Now that you've completed the quick start, explore these topics to deepen your DISDRODB skills:

**Learn More About Products**

- :ref:`Products <products>`: Detailed descriptions of each DISDRODB product level
- :ref:`Products Configuration <products_configuration>`: Customize processing parameters, archive strategies, and model fitting
- :ref:`Radar Variable Simulations <disdrodb_radar>`: Configure multi-frequency radar simulations

**Process Your Data**

- :ref:`Archive Processing <processing>`: Batch process multiple stations and campaigns
- :ref:`Near-Real-Time Processing <nrt_processing>`: Process individual files for operational applications
- :ref:`Multi-Frequency Radar Tutorial <advanced_tutorials>`: Compute radar variables across frequency ranges

**Contribute to DISDRODB**

- :ref:`Contribute Data <contribute_data>`: Add your disdrometer stations to the Decentralized Data Archive
- :ref:`Contribute Code <contributor_guidelines>`: Develop new readers, improve processing, or add features

**Advanced Workflows**

- **L2M Products**: Fit parametric DSD models with grid search, maximum likelihood, or method of moments
  (see :ref:`L2M Product <disdrodb_l2m>` and :func:`disdrodb.run_l2m_station`)
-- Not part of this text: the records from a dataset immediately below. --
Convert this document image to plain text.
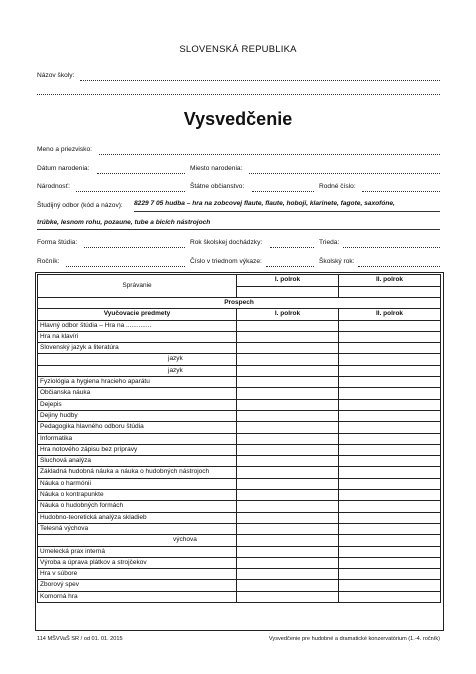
SLOVENSKÁ REPUBLIKA
Názov školy:
Vysvedčenie
Meno a priezvisko:
Dátum narodenia:	Miesto narodenia:
Národnosť:	Štátne občianstvo:	Rodné číslo:
Študijný odbor (kód a názov): 8229 7 05 hudba – hra na zobcovej flaute, flaute, hoboji, klarinete, fagote, saxofóne,
trúbke, lesnom rohu, pozaune, tube a bicích nástrojoch
Forma štúdia:	Rok školskej dochádzky:	Trieda:
Ročník:	Číslo v triednom výkaze:	Školský rok:
Správanie	I. polrok	II. polrok

Prospech		
Vyučovacie predmety	I. polrok	II. polrok
Hlavný odbor štúdia – Hra na ..............		
Hra na klavíri		
Slovenský jazyk a literatúra		
jazyk		
jazyk		
Fyziológia a hygiena hracieho aparátu		
Občianska náuka		
Dejepis		
Dejiny hudby		
Pedagogika hlavného odboru štúdia		
Informatika		
Hra notového zápisu bez prípravy		
Sluchová analýza		
Základná hudobná náuka a náuka o hudobných nástrojoch		
Náuka o harmónii		
Náuka o kontrapunkte		
Náuka o hudobných formách		
Hudobno-teoretická analýza skladieb		
Telesná výchova		
výchova		
Umelecká prax interná		
Výroba a úprava plátkov a strojčekov		
Hra v súbore		
Zborový spev		
Komorná hra		
114 MŠVVaŠ SR / od 01. 01. 2015	Vysvedčenie pre hudobné a dramatické konzervatórium (1.-4. ročník)
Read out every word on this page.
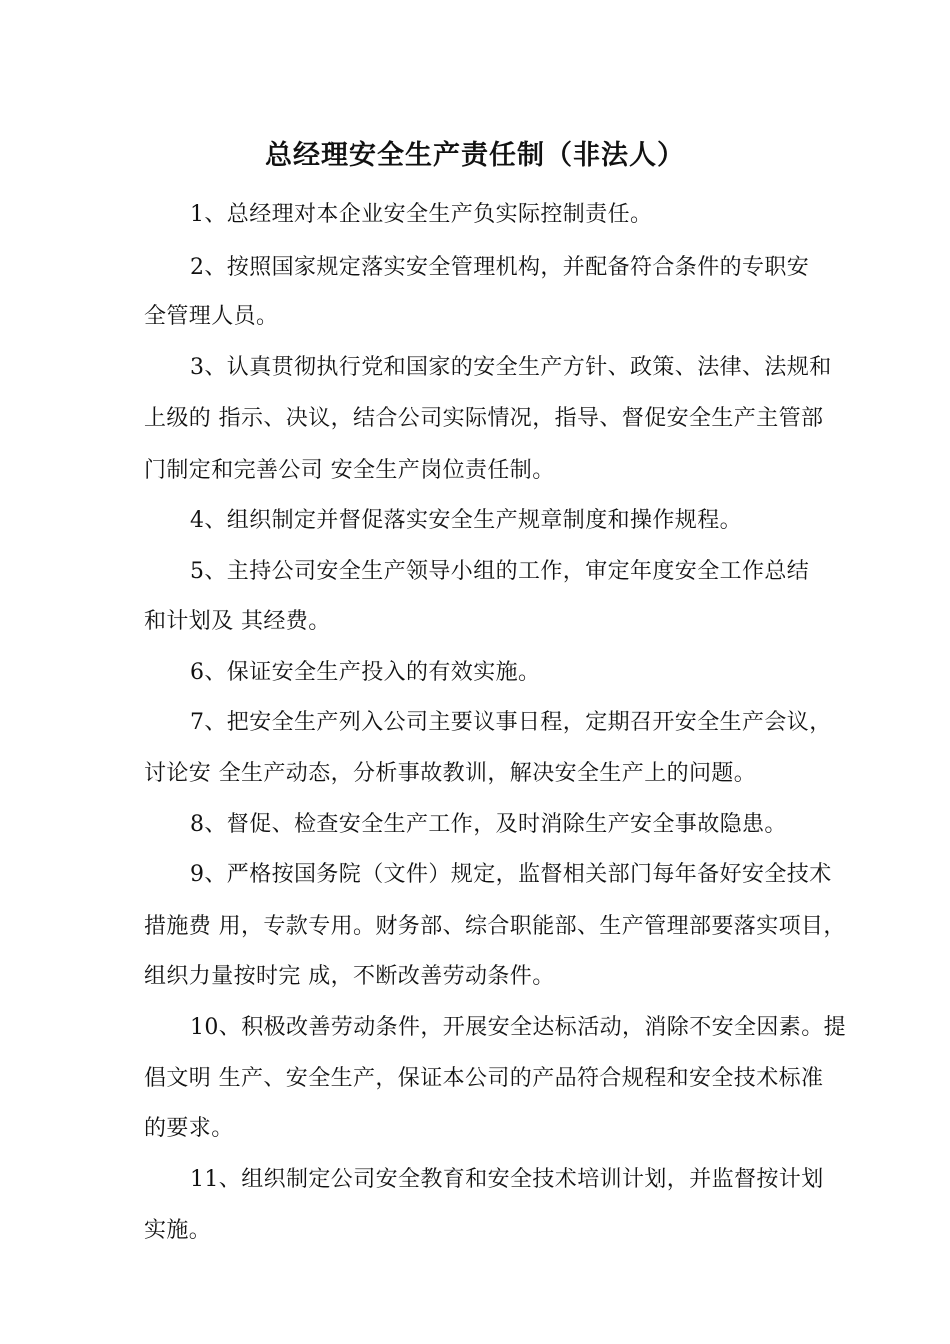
总经理安全生产责任制（非法人）
1、总经理对本企业安全生产负实际控制责任。
2、按照国家规定落实安全管理机构，并配备符合条件的专职安
全管理人员。
3、认真贯彻执行党和国家的安全生产方针、政策、法律、法规和
上级的 指示、决议，结合公司实际情况，指导、督促安全生产主管部
门制定和完善公司 安全生产岗位责任制。
4、组织制定并督促落实安全生产规章制度和操作规程。
5、主持公司安全生产领导小组的工作，审定年度安全工作总结
和计划及 其经费。
6、保证安全生产投入的有效实施。
7、把安全生产列入公司主要议事日程，定期召开安全生产会议，
讨论安 全生产动态，分析事故教训，解决安全生产上的问题。
8、督促、检查安全生产工作，及时消除生产安全事故隐患。
9、严格按国务院（文件）规定，监督相关部门每年备好安全技术
措施费 用，专款专用。财务部、综合职能部、生产管理部要落实项目，
组织力量按时完 成，不断改善劳动条件。
10、积极改善劳动条件，开展安全达标活动，消除不安全因素。提
倡文明 生产、安全生产，保证本公司的产品符合规程和安全技术标准
的要求。
11、组织制定公司安全教育和安全技术培训计划，并监督按计划
实施。
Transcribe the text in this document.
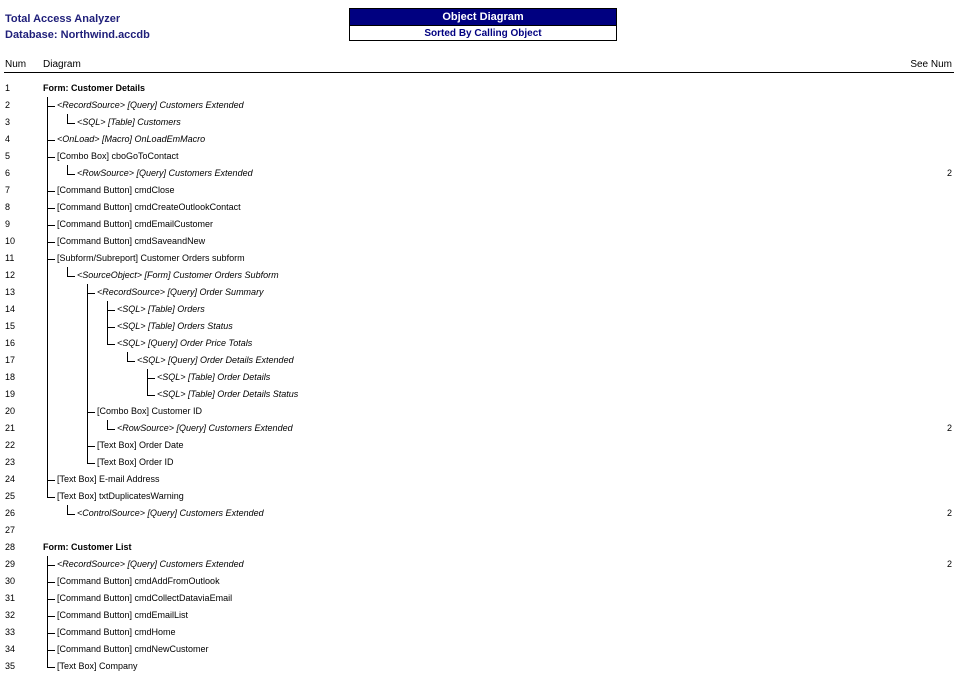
Total Access Analyzer
Database: Northwind.accdb
Object Diagram
Sorted By Calling Object
Num Diagram	See Num
1	Form: Customer Details
2	<RecordSource> [Query] Customers Extended
3	<SQL> [Table] Customers
4	<OnLoad> [Macro] OnLoadEmMacro
5	[Combo Box] cboGoToContact
6	<RowSource> [Query] Customers Extended	2
7	[Command Button] cmdClose
8	[Command Button] cmdCreateOutlookContact
9	[Command Button] cmdEmailCustomer
10	[Command Button] cmdSaveandNew
11	[Subform/Subreport] Customer Orders subform
12	<SourceObject> [Form] Customer Orders Subform
13	<RecordSource> [Query] Order Summary
14	<SQL> [Table] Orders
15	<SQL> [Table] Orders Status
16	<SQL> [Query] Order Price Totals
17	<SQL> [Query] Order Details Extended
18	<SQL> [Table] Order Details
19	<SQL> [Table] Order Details Status
20	[Combo Box] Customer ID
21	<RowSource> [Query] Customers Extended	2
22	[Text Box] Order Date
23	[Text Box] Order ID
24	[Text Box] E-mail Address
25	[Text Box] txtDuplicatesWarning
26	<ControlSource> [Query] Customers Extended	2
27
28	Form: Customer List
29	<RecordSource> [Query] Customers Extended	2
30	[Command Button] cmdAddFromOutlook
31	[Command Button] cmdCollectDataviaEmail
32	[Command Button] cmdEmailList
33	[Command Button] cmdHome
34	[Command Button] cmdNewCustomer
35	[Text Box] Company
- **Custom Processing**: Use Python API for fine-grained control over processing steps
  (see :func:`disdrodb.generate_l0a`, :func:`disdrodb.generate_l1`, :func:`disdrodb.generate_l2e`, :func:`disdrodb.generate_l2m`)

- **Data Analysis**: Use DISDRODB's xarray accessor for specialized visualizations and computations

**API Reference**

- :func:`disdrodb.open_dataset`: Open products as xarray datasets
- :func:`disdrodb.find_files`: List available product files
- :func:`disdrodb.available_stations`: Explore station catalog
- :func:`disdrodb.download_station`: Download raw data programmatically
- :func:`disdrodb.run_station`: Process complete chain for single station

**Get Help**

- `GitHub Issues <https://github.com/ltelab/disdrodb/issues>`_: Report bugs or request features
- `Discussions <https://github.com/ltelab/disdrodb/discussions>`_: Ask questions and share ideas
- `Documentation <https://disdrodb.readthedocs.io>`_: Comprehensive guides and API reference

**Stay Updated**

- Star the `DISDRODB repository <https://github.com/ltelab/disdrodb>`_ to follow development
- Update your Metadata Archive regularly: ``cd DISDRODB-METADATA && git pull``
- Join the community to stay informed about new stations and features

.. warning::

    Users are expected to properly acknowledge the data they use by citing
    and referencing each station. The corresponding references, recommended
    citations, and DOIs are available in the DISDRODB netCDFs/xarray.Dataset
    global attributes, as well as in the DISDRODB Metadata Archive.